The love story grows with age
“Old with me, the best is yet to come.”
That’s the phrase on a wall hanging in our bedroom. Placed there, of course, by my wonderful wife, Suzi. I watched it many times and visions of well-aged sugar plums crossed my mind.
Scenes of two gray-haired elderly people strolling beside a calm pond or a flower-lined path. Of course, they walk hand in hand. Another often imagined scenario shows this same geriatric couple on a park bench by the same pond with the same beautiful flowers growing nearby. Or, if my imagination really goes wild, with loving smiles on their faces, this couple rides in a horse-drawn carriage towards a wonderful sunset. Nearby, of course, are fields of flowers and this peaceful pond.
Since Christmas, however, the thought of getting older has soured those sugar plums somewhat. Suzi and I, both over 70, were blessed with good health. It’s not that we haven’t slowed down, because we have. She still has a steady job at a local CPA office, but these days she often comes home from work completely exhausted.
During my retirement years I was able to cultivate a large vegetable garden and cut and split enough firewood to heat our house all winter, even in seasons when the snow and cold persisted well in what should be the spring.
Following:Picture from the past
This winter, however, I’m already beginning to wonder if I’ll be able to do my chores in the garden in the spring, or on the dwindling woodpile. You see, during the Christmas season, my age caught up with me in a cruel way. Out of nowhere I was struck with sciatic nerve pain in my lower back, hip and left leg.
For this diagnosis, I relied on Google, which is probably not recommended by the American Medical Association. I was happy to read on several resource pages that the pain could suddenly disappear in as little as two or three days. I was less than happy to continue reading where the affliction could linger for up to three months. Oh no!
I let those two or three days go by with very little relief from over-the-counter painkillers.
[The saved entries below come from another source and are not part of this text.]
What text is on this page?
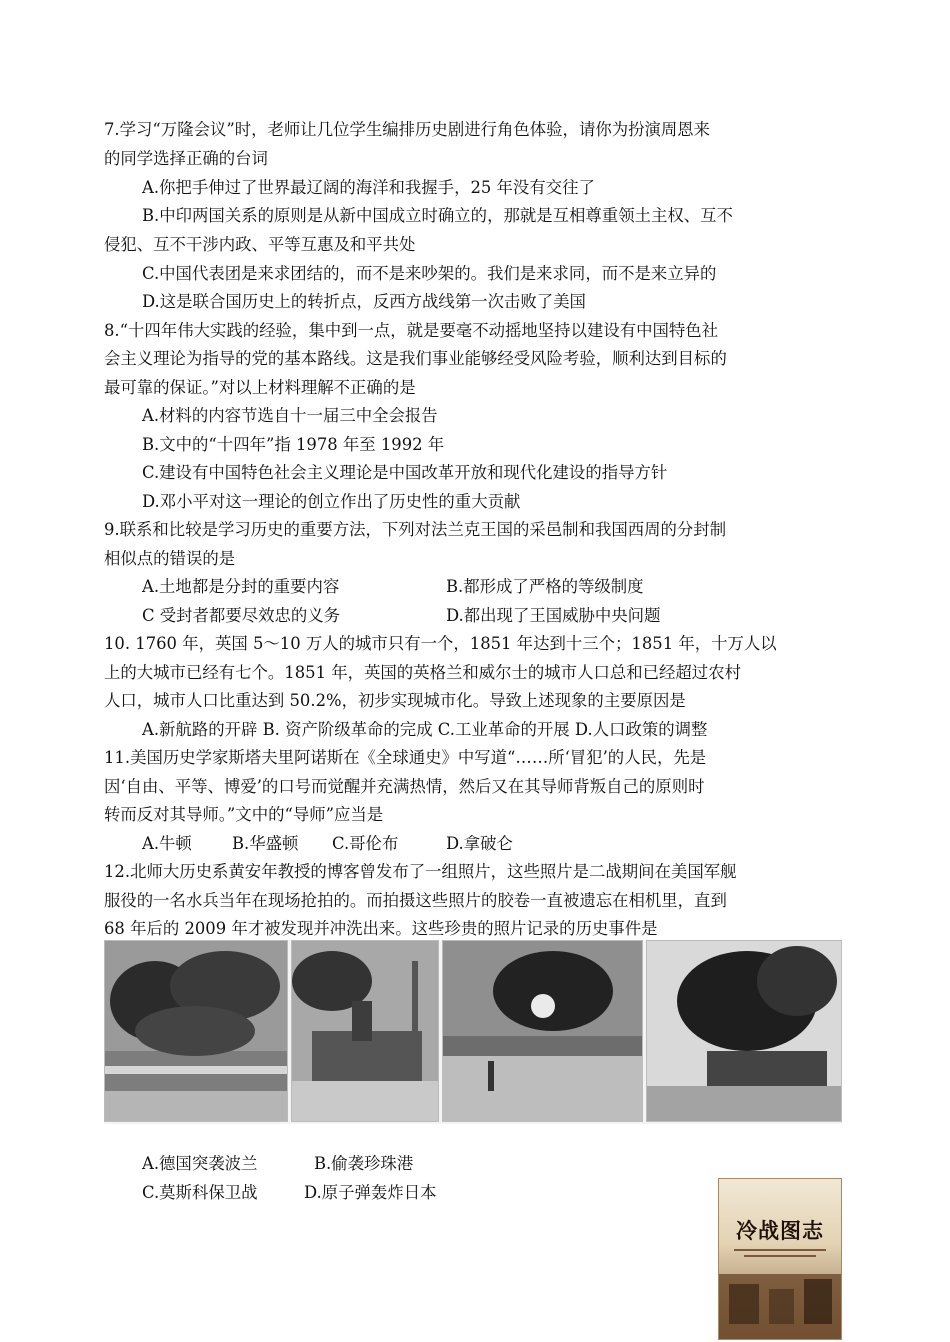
7.学习“万隆会议”时，老师让几位学生编排历史剧进行角色体验，请你为扮演周恩来
的同学选择正确的台词
A.你把手伸过了世界最辽阔的海洋和我握手，25 年没有交往了
B.中印两国关系的原则是从新中国成立时确立的，那就是互相尊重领土主权、互不
侵犯、互不干涉内政、平等互惠及和平共处
C.中国代表团是来求团结的，而不是来吵架的。我们是来求同，而不是来立异的
D.这是联合国历史上的转折点，反西方战线第一次击败了美国
8.“十四年伟大实践的经验，集中到一点，就是要毫不动摇地坚持以建设有中国特色社
会主义理论为指导的党的基本路线。这是我们事业能够经受风险考验，顺利达到目标的
最可靠的保证。”对以上材料理解不正确的是
A.材料的内容节选自十一届三中全会报告
B.文中的“十四年”指 1978 年至 1992 年
C.建设有中国特色社会主义理论是中国改革开放和现代化建设的指导方针
D.邓小平对这一理论的创立作出了历史性的重大贡献
9.联系和比较是学习历史的重要方法，下列对法兰克王国的采邑制和我国西周的分封制
相似点的错误的是
A.土地都是分封的重要内容	B.都形成了严格的等级制度
C 受封者都要尽效忠的义务	D.都出现了王国威胁中央问题
10. 1760 年，英国 5～10 万人的城市只有一个，1851 年达到十三个；1851 年，十万人以
上的大城市已经有七个。1851 年，英国的英格兰和威尔士的城市人口总和已经超过农村
人口，城市人口比重达到 50.2%，初步实现城市化。导致上述现象的主要原因是
A.新航路的开辟 B. 资产阶级革命的完成 C.工业革命的开展 D.人口政策的调整
11.美国历史学家斯塔夫里阿诺斯在《全球通史》中写道“……所‘冒犯’的人民，先是
因‘自由、平等、博爱’的口号而觉醒并充满热情，然后又在其导师背叛自己的原则时
转而反对其导师。”文中的“导师”应当是
A.牛顿 B.华盛顿 C.哥伦布	D.拿破仑
12.北师大历史系黄安年教授的博客曾发布了一组照片，这些照片是二战期间在美国军舰
服役的一名水兵当年在现场抢拍的。而拍摄这些照片的胶卷一直被遗忘在相机里，直到
68 年后的 2009 年才被发现并冲洗出来。这些珍贵的照片记录的历史事件是
A.德国突袭波兰	B.偷袭珍珠港
C.莫斯科保卫战	D.原子弹轰炸日本
冷战图志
Then I made an appointment with a local chiropractor. After five or six visits and with little improvement, my chiropractor suggested I see a local doctor who could order x-rays of my hips and lower back. X-rays suggested I might have a gallstone, so the next step was an ultrasound of my abdomen – all on the right side and well away from where the pain was eating me alive. Fortunately, I passed the scan without any issues detected.
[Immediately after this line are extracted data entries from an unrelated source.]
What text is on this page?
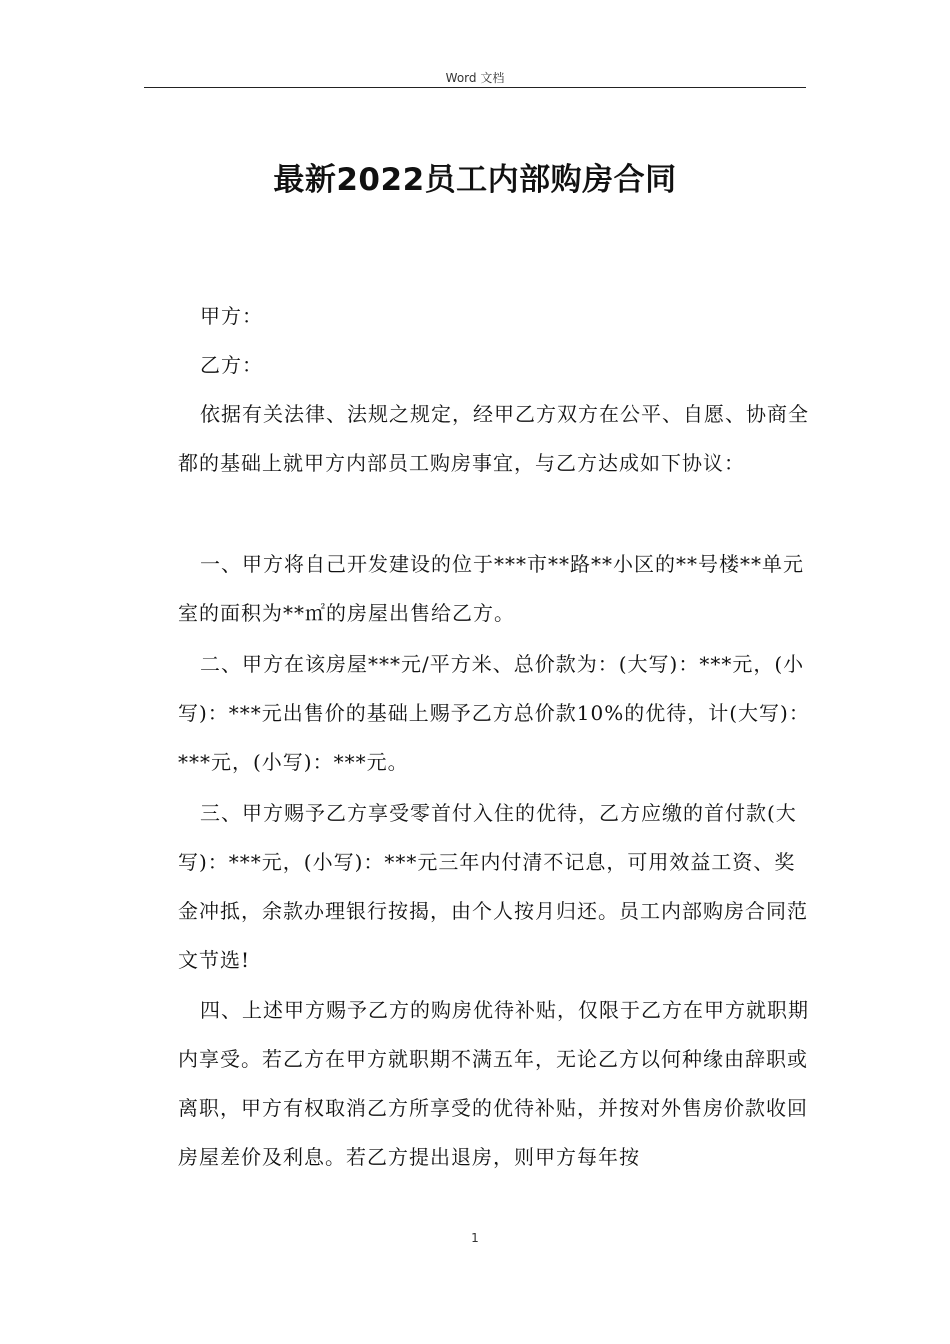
Word 文档
最新2022员工内部购房合同

甲方：

乙方：

依据有关法律、法规之规定，经甲乙方双方在公平、自愿、协商全都的基础上就甲方内部员工购房事宜，与乙方达成如下协议：

一、甲方将自己开发建设的位于***市**路**小区的**号楼**单元室的面积为**㎡的房屋出售给乙方。

二、甲方在该房屋***元/平方米、总价款为：(大写)：***元，(小写)：***元出售价的基础上赐予乙方总价款10%的优待，计(大写)：***元，(小写)：***元。

三、甲方赐予乙方享受零首付入住的优待，乙方应缴的首付款(大写)：***元，(小写)：***元三年内付清不记息，可用效益工资、奖金冲抵，余款办理银行按揭，由个人按月归还。员工内部购房合同范文节选!

四、上述甲方赐予乙方的购房优待补贴，仅限于乙方在甲方就职期内享受。若乙方在甲方就职期不满五年，无论乙方以何种缘由辞职或离职，甲方有权取消乙方所享受的优待补贴，并按对外售房价款收回房屋差价及利息。若乙方提出退房，则甲方每年按

1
Here is my status today: two visits to doctors and five prescription medications later, I am still in almost constant pain. All the x-rays showed was the development of arthritis in my hips. So that’s what aging is, huh? Is it “the best yet to be?”
It didn’t take long for Suzi to convince me what “the best” really is. And, it took me just as long to confirm that Suzi, herself, is the “best”. Since this painful aggravation began, she has been the best spoiler, the best caregiver, the best nurse, the best anything anyone can be for someone they love.
She helped me store a large supply of firewood in our garage in anticipation of this heavy snowfall. She is constantly on me to take my medications in a timely manner. She bought lined sweatpants and thermal socks to keep me warm. At the start of this attack, she helped me get dressed in the morning. She scolds me when I try to do things I probably shouldn’t, like trying to get my van out of a mountain of snow in our driveway. (My good grandson Tanner saved me from this jam.)
Regularly, Suzi asks me if I need anything. What can she do to ease my discomfort? What can it bring me?
Do not understand that I am completely incapable. I’m not. I am still able to stoke the fire in the woodstove every morning and feed it with logs during waking hours. I am still able to cook our meals and prepare her lunch. I tell her that I feel like I’ve become a burden on her. She won’t hear of it.
In these days of medical science where they can transplant a pig’s heart into a human, I haven’t given up on the local medical staff. I firmly believe they will find a way to ease an old man’s pain.
In the meantime, I am very grateful for the best life has to offer. It would be Suzi. On Monday – fittingly, Valentine’s Day – we will celebrate our 36th wedding anniversary. So, thank you, Suzi, for everything you are to me and everything you do.
Be mine, Valentine. I love you so much.